Most participants continued to believe that there were significant upside risks to inflation, which would likely require further tightening of monetary policy. “This is the Fed’s 12 governors hinting at at least two more rate hikes in June (and one in the future). Despite the Fed’s clear guidance, U.S. money markets see the possibility of an eventual Fed hike by November The fact that it’s only 1/3 still astounds us. The disinflation process is proceeding as expected and the US economy is growing better than expected, significantly reducing the chances of a recession in 2023. Next week’s Jackson Hole symposium provides An opportunity for us to point and cross this divergence.
U.S. Treasuries are still in a sell-off. The market digested decent economic data (housing market and industrial production) ahead of the FOMC minutes. Technical factors are also at play, with U.S. 10-year Treasury yields breaching year-to-date highs of 4.2% and pushing to test 2022 highs of 4.34%. Interestingly, this move was driven by rising real yields in the US. The real yield on the U.S. 10-year Treasury note topped 1.9% for the first time since 2009.
In our view, this is both a sign of an improving growth outlook and a return of the US credit risk premium, an endorsement of a higher neutral US rate going forward, and an acceptance of higher rates for a longer period of time. Yesterday, US Treasury yields fluctuated between +1.2 basis points (2-year) and +3.9 basis points (7-year). The U.S. 2-year Treasury yield is pushing to break through 5%, with the cycle high of 5.12% the next level of resistance. The dollar has maintained its momentum, though gains could be even bigger given the support from real interest rates. EUR/USD closed at 1.0879, having opened at 1.0905. A test of the July low of 1.0834 is imminent.
Yen remains weak (USDJPY > 146) after core yields rose last week. Back in September, the Japanese Ministry of Finance conducted its first foreign exchange intervention since 1998 at the current spot rate. They then ramped up their efforts after USD/JPY briefly topped 150 in October. We expect the dominant trends – core bond weakness and USD strength – to persist in the near term, as today’s weak eco-calendar (US weekly jobless claims and Philly Fed index) won’t interfere. EUR/GBP slipped to support at 0.8504 as GBP outperformed EUR yesterday as core CPI data for July came in higher than expected.

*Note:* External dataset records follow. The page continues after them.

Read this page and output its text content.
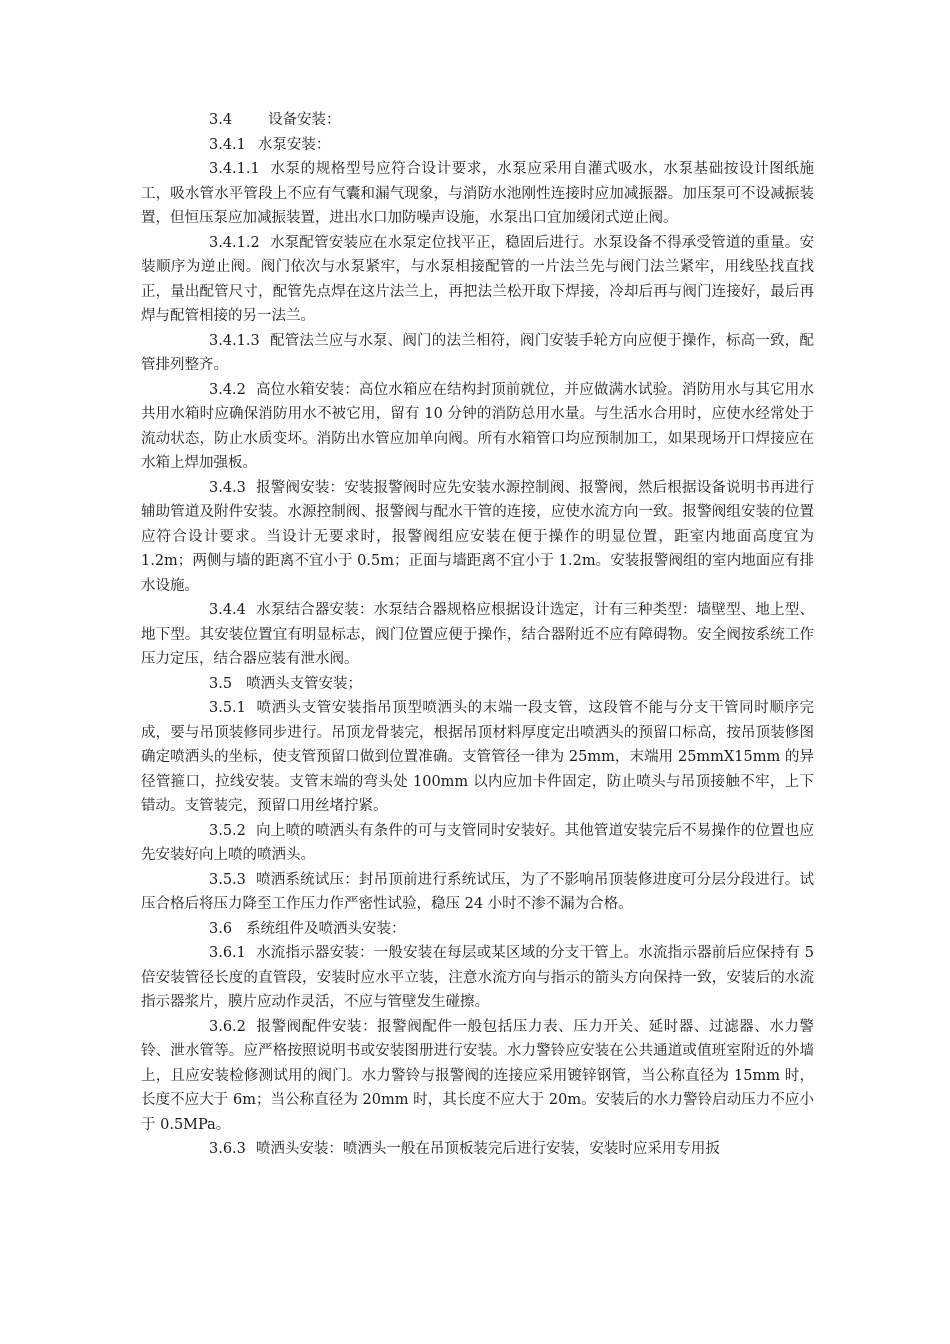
3.4 设备安装：

3.4.1 水泵安装：

3.4.1.1 水泵的规格型号应符合设计要求，水泵应采用自灌式吸水，水泵基础按设计图纸施工，吸水管水平管段上不应有气囊和漏气现象，与消防水池刚性连接时应加减振器。加压泵可不设减振装置，但恒压泵应加减振装置，进出水口加防噪声设施，水泵出口宜加缓闭式逆止阀。

3.4.1.2 水泵配管安装应在水泵定位找平正，稳固后进行。水泵设备不得承受管道的重量。安装顺序为逆止阀。阀门依次与水泵紧牢，与水泵相接配管的一片法兰先与阀门法兰紧牢，用线坠找直找正，量出配管尺寸，配管先点焊在这片法兰上，再把法兰松开取下焊接，冷却后再与阀门连接好，最后再焊与配管相接的另一法兰。

3.4.1.3 配管法兰应与水泵、阀门的法兰相符，阀门安装手轮方向应便于操作，标高一致，配管排列整齐。

3.4.2 高位水箱安装：高位水箱应在结构封顶前就位，并应做满水试验。消防用水与其它用水共用水箱时应确保消防用水不被它用，留有 10 分钟的消防总用水量。与生活水合用时，应使水经常处于流动状态，防止水质变坏。消防出水管应加单向阀。所有水箱管口均应预制加工，如果现场开口焊接应在水箱上焊加强板。

3.4.3 报警阀安装：安装报警阀时应先安装水源控制阀、报警阀，然后根据设备说明书再进行辅助管道及附件安装。水源控制阀、报警阀与配水干管的连接，应使水流方向一致。报警阀组安装的位置应符合设计要求。当设计无要求时，报警阀组应安装在便于操作的明显位置，距室内地面高度宜为 1.2m；两侧与墙的距离不宜小于 0.5m；正面与墙距离不宜小于 1.2m。安装报警阀组的室内地面应有排水设施。

3.4.4 水泵结合器安装：水泵结合器规格应根据设计选定，计有三种类型：墙壁型、地上型、地下型。其安装位置宜有明显标志，阀门位置应便于操作，结合器附近不应有障碍物。安全阀按系统工作压力定压，结合器应装有泄水阀。

3.5 喷洒头支管安装；

3.5.1 喷洒头支管安装指吊顶型喷洒头的末端一段支管，这段管不能与分支干管同时顺序完成，要与吊顶装修同步进行。吊顶龙骨装完，根据吊顶材料厚度定出喷洒头的预留口标高，按吊顶装修图确定喷洒头的坐标，使支管预留口做到位置准确。支管管径一律为 25mm，末端用 25mmΧ15mm 的异径管箍口，拉线安装。支管末端的弯头处 100mm 以内应加卡件固定，防止喷头与吊顶接触不牢，上下错动。支管装完，预留口用丝堵拧紧。

3.5.2 向上喷的喷洒头有条件的可与支管同时安装好。其他管道安装完后不易操作的位置也应先安装好向上喷的喷洒头。

3.5.3 喷洒系统试压：封吊顶前进行系统试压，为了不影响吊顶装修进度可分层分段进行。试压合格后将压力降至工作压力作严密性试验，稳压 24 小时不渗不漏为合格。

3.6 系统组件及喷洒头安装：

3.6.1 水流指示器安装：一般安装在每层或某区域的分支干管上。水流指示器前后应保持有 5 倍安装管径长度的直管段，安装时应水平立装，注意水流方向与指示的箭头方向保持一致，安装后的水流指示器浆片，膜片应动作灵活，不应与管壁发生碰擦。

3.6.2 报警阀配件安装：报警阀配件一般包括压力表、压力开关、延时器、过滤器、水力警铃、泄水管等。应严格按照说明书或安装图册进行安装。水力警铃应安装在公共通道或值班室附近的外墙上，且应安装检修测试用的阀门。水力警铃与报警阀的连接应采用镀锌钢管，当公称直径为 15mm 时，长度不应大于 6m；当公称直径为 20mm 时，其长度不应大于 20m。安装后的水力警铃启动压力不应小于 0.5MPa。

3.6.3 喷洒头安装：喷洒头一般在吊顶板装完后进行安装，安装时应采用专用扳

Australia’s employment data for July was disappointing, with a loss of 14,600 jobs, while consensus expectations were for an increase of about the same amount. The detailed figures showed full-time employment fell by 24,200, while part-time employment rose by 9,600, softening the blow. The unemployment rate rose 0.2 percentage point to 3.7%, and the labor force participation rate fell 0.1 percentage point to 66.7%. Both indicators remained near record levels, pointing to continued tightness in the labor market. The head of labor statistics at the Australian Bureau of Statistics played down the impact of job losses, noting that the average monthly number of people in employment rose by 42,000 in the first half of the year, and employment was also up by 38.7 people compared with July last year. million people.
On top of that, July includes school holidays, which typically show job changes when people are on vacation and starting to leave. Monthly hours worked rose 0.2% in July and were up 5.2% from a year earlier, suggesting that demand for labor was partly met by people working more hours. In a separate report, the Australian Bureau of Statistics said average weekly earnings rose 3.9 per cent in May from a year earlier, the strongest annual increase since May 2013, barring a brief boost early in the pandemic. Australian swap rates followed global trends this morning, rising 4.1 basis points (2-year) to 8.8 basis points (30-year). The Australian dollar continued to weaken against the strong US dollar, with the Australian dollar falling below the large figure of 0.64 against the US dollar for the first time since November last year. AUD/USD’s 2022 low of 0.6170 is a key support level.